Thankfully, when big brewers were starting to make happoshu in 1994, the government also changed legislation to open previously closed doors for microbreweries. Serious drinkers have been enjoying a surge of excellent craft brews – such as  those coming from Kiuchi Brewery in the city of Naka  for the last few years. But Japan’s best beers are generally not available outside of the country, and even in Japan they’re expensive and can be difficult to find.

So unless I missed a renegade beer man in some dusty corner of the stadium slinging bottles of Baird Beer (a brewery in Numazu, Shizuoka that specialises in unfiltered, keg-and-bottle conditioned beers), there were no microbrews to be found at Koshien. What was available was Ichiban’s Shibori Frozen Draft, an ill-advised gimmicky combination that pairs perfectly decent Ichiban beer (as far as mass-produced Japanese beer goes) with frozen-beer foam, which resembles frozen yogurt in appearance but has a consistency closer to the top of a bubble bath.

The idea behind this frozen foam, created by mixing beer and air, and cooling it to -5C, is that it will keep your beer cold from start to finish – a problem that doesn’t exists if you drink at a normal pace. It’s a “problem” others have tried to fix before: Coors Light invented wide-mouth cans so we could drink our beer faster, and designed the even more absurd “cold-activated” beers, where the can’s colour-changing mountains revealed whether the beer was cold or not, therefore saving us from the arduous process of actually reaching out and touching the can.

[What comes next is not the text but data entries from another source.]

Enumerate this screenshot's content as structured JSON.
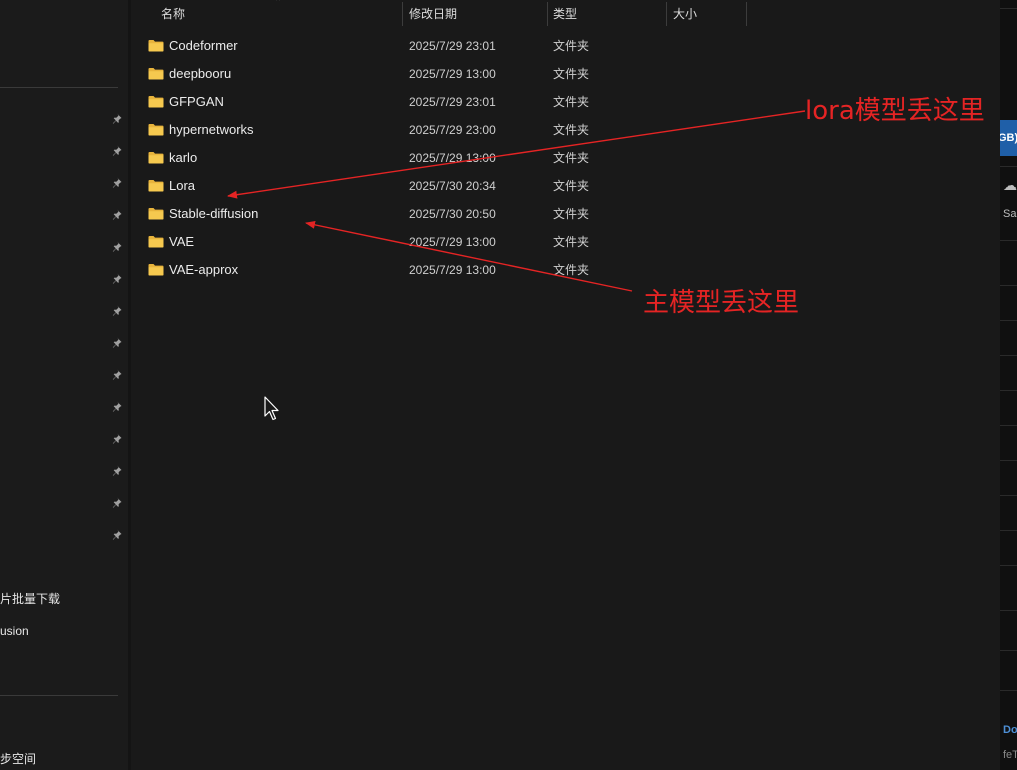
{
  "columns": {
    "name": "名称",
    "modified": "修改日期",
    "type": "类型",
    "size": "大小"
  },
  "files": [
    {
      "name": "Codeformer",
      "date": "2025/7/29 23:01",
      "type": "文件夹"
    },
    {
      "name": "deepbooru",
      "date": "2025/7/29 13:00",
      "type": "文件夹"
    },
    {
      "name": "GFPGAN",
      "date": "2025/7/29 23:01",
      "type": "文件夹"
    },
    {
      "name": "hypernetworks",
      "date": "2025/7/29 23:00",
      "type": "文件夹"
    },
    {
      "name": "karlo",
      "date": "2025/7/29 13:00",
      "type": "文件夹"
    },
    {
      "name": "Lora",
      "date": "2025/7/30 20:34",
      "type": "文件夹"
    },
    {
      "name": "Stable-diffusion",
      "date": "2025/7/30 20:50",
      "type": "文件夹"
    },
    {
      "name": "VAE",
      "date": "2025/7/29 13:00",
      "type": "文件夹"
    },
    {
      "name": "VAE-approx",
      "date": "2025/7/29 13:00",
      "type": "文件夹"
    }
  ],
  "nav": {
    "partial_items": [
      "片批量下载",
      "usion",
      "步空间"
    ]
  },
  "annotations": {
    "lora": "lora模型丢这里",
    "main": "主模型丢这里"
  },
  "right_window": {
    "badge": "GB)",
    "sa": "Sa",
    "do": "Do",
    "fe": "feT"
  },
  "colors": {
    "annotation_red": "#e52424",
    "folder_yellow": "#f3c04c",
    "background": "#191919"
  },
  "icons": [
    "folder-icon",
    "pin-icon",
    "sort-up-icon",
    "mouse-pointer-icon"
  ]
}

As tempted as I was to enter into this drinking experiment, I finally decided to go for the takoyaki. I will always be able to drink lousy beer at baseball games – in fact, at many US stadiums it’s my only choice – but would I have another chance to grab chopsticks and scarf down an order of squid balls before the seventh-inning stretch? Besides, the energy of the crowd gave me all the buzz I needed.

Correction: An earlier version of this article incorrectly translated takoyaki. This has been fixed.